The exclusions affect the Medicare and Medicaid EHR incentive payment programs, the AHA said.
Pollack's request is a follow-up to an AHA letter about the same problem sent Dec. 16.
“The physicians in question are those for whom bills are submitted via the optional or 'Method 2' billing approach,” Pollack wrote. Under this method, a critical-access hospital bills Medicare on behalf of the physician for outpatient services covered under the Medicare Physician Fee Schedule. Thus, physician bills are submitted on the hospital's UB-04 form instead of the Form 1500 typically used for physician claims, he said.
“Due to system constraints, the CMS does not include these Method 2 claims when it identifies which physicians are eligible for the incentive programs, resulting in Method 2 physicians being inappropriately excluded from both incentive programs (Medicare and Medicaid) because they are designated as 'hospital-based' when they are not,” Pollack said.
He noted that in response to his December letter, Tavenner acknowledged the problem was due to claims processing limitations, “but stated that CMS does not plan to resolve this issue until 2014.”
This is a multifold problem, Pollack noted, because of timing constraints placed on the program by the CMS.
Under Medicare, physicians “must attest to meaningful use for 2012 in order to receive the full benefit of the Medicare incentives.” That full benefit drops from $44,000 for those physicians who achieve meaningful use in 2012 to $39,000 for those who do so in 2013, and continues to drop in subsequent years.
Physicians and other “eligible professionals” must have had 90 consecutive days of meaningful use of a certified EHR in 2012 to be eligible for the Medicare EHR incentive payment, but they still have until Feb. 28 to complete the attestation process, Pollack noted. “Therefore, the issue is very time sensitive,” he said.
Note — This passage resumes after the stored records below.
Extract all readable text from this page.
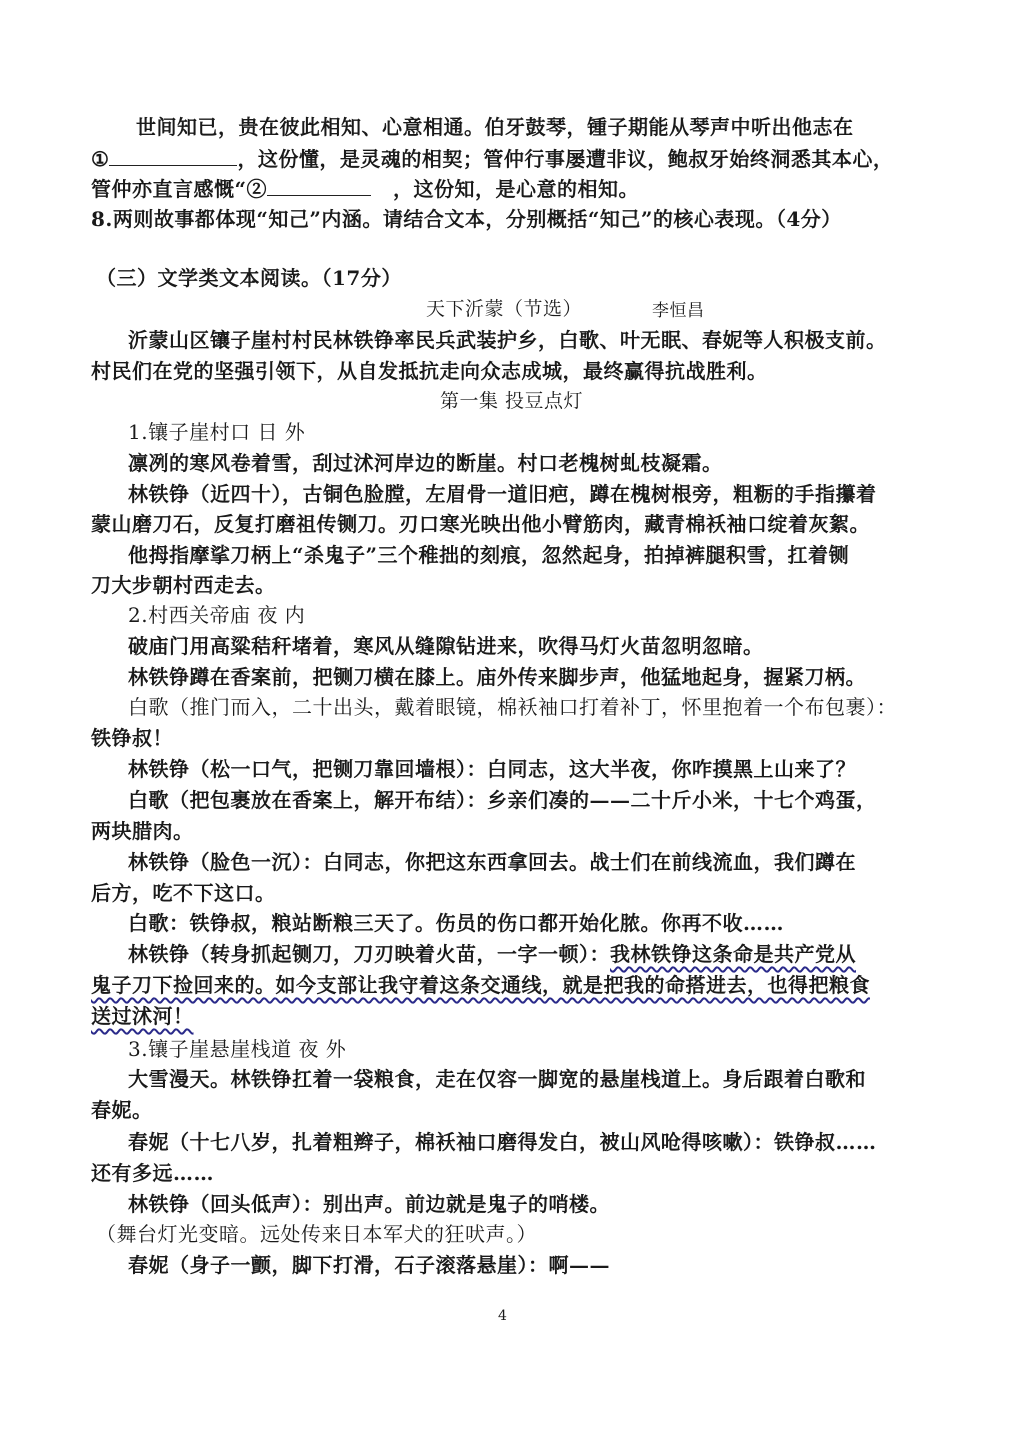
世间知已，贵在彼此相知、心意相通。伯牙鼓琴，锺子期能从琴声中听出他志在
①	，这份懂，是灵魂的相契；管仲行事屡遭非议，鲍叔牙始终洞悉其本心，
管仲亦直言感慨“②	，这份知，是心意的相知。
8.两则故事都体现“知己”内涵。请结合文本，分别概括“知己”的核心表现。（4分）
（三）文学类文本阅读。（17分）
天下沂蒙（节选）	李恒昌
沂蒙山区镶子崖村村民林铁铮率民兵武装护乡，白歌、叶无眠、春妮等人积极支前。
村民们在党的坚强引领下，从自发抵抗走向众志成城，最终赢得抗战胜利。
第一集 投豆点灯
1.镶子崖村口 日 外
凛冽的寒风卷着雪，刮过沭河岸边的断崖。村口老槐树虬枝凝霜。
林铁铮（近四十），古铜色脸膛，左眉骨一道旧疤，蹲在槐树根旁，粗粝的手指攥着
蒙山磨刀石，反复打磨祖传铡刀。刃口寒光映出他小臂筋肉，藏青棉袄袖口绽着灰絮。
他拇指摩挲刀柄上“杀鬼子”三个稚拙的刻痕，忽然起身，拍掉裤腿积雪，扛着铡
刀大步朝村西走去。
2.村西关帝庙 夜 内
破庙门用高粱秸秆堵着，寒风从缝隙钻进来，吹得马灯火苗忽明忽暗。
林铁铮蹲在香案前，把铡刀横在膝上。庙外传来脚步声，他猛地起身，握紧刀柄。
白歌（推门而入，二十出头，戴着眼镜，棉袄袖口打着补丁，怀里抱着一个布包裹）：
铁铮叔！
林铁铮（松一口气，把铡刀靠回墙根）：白同志，这大半夜，你咋摸黑上山来了？
白歌（把包裹放在香案上，解开布结）：乡亲们凑的——二十斤小米，十七个鸡蛋，
两块腊肉。
林铁铮（脸色一沉）：白同志，你把这东西拿回去。战士们在前线流血，我们蹲在
后方，吃不下这口。
白歌：铁铮叔，粮站断粮三天了。伤员的伤口都开始化脓。你再不收……
林铁铮（转身抓起铡刀，刀刃映着火苗，一字一顿）：我林铁铮这条命是共产党从
鬼子刀下捡回来的。如今支部让我守着这条交通线，就是把我的命搭进去，也得把粮食
送过沭河！
3.镶子崖悬崖栈道 夜 外
大雪漫天。林铁铮扛着一袋粮食，走在仅容一脚宽的悬崖栈道上。身后跟着白歌和
春妮。
春妮（十七八岁，扎着粗辫子，棉袄袖口磨得发白，被山风呛得咳嗽）：铁铮叔……
还有多远……
林铁铮（回头低声）：别出声。前边就是鬼子的哨楼。
（舞台灯光变暗。远处传来日本军犬的狂吠声。）
春妮（身子一颤，脚下打滑，石子滚落悬崖）：啊——
4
If a physician or other eligible professional (collectively known as EPs) must wait until 2014 for the CMS to fix the glitch, “his or her total incentive payment would drop to $24,000—a loss of $20,000, or almost half of the total incentive,” Pollack said. “Those EPs who are ready to attest already have incurred the costs associated with implementing their EHRs and should receive timely incentive payments.”
The AHA estimates the total impact of the glitch will be substantial. An AHA analysis of claims data indicates that about 60% the roughly 1,300 critical-access hospitals use Method 2, according to Pollack's letter.
“If we assume that each CAH (critical-access hospital) is billing for an average of 20 EPs, a $20,000 loss per physician would amount to missed incentives of $312 million,” Pollack said. “This is an unacceptable loss for financially strapped rural providers who maintain access to care in underserved areas. Therefore, we respectfully request timely action to address this issue.”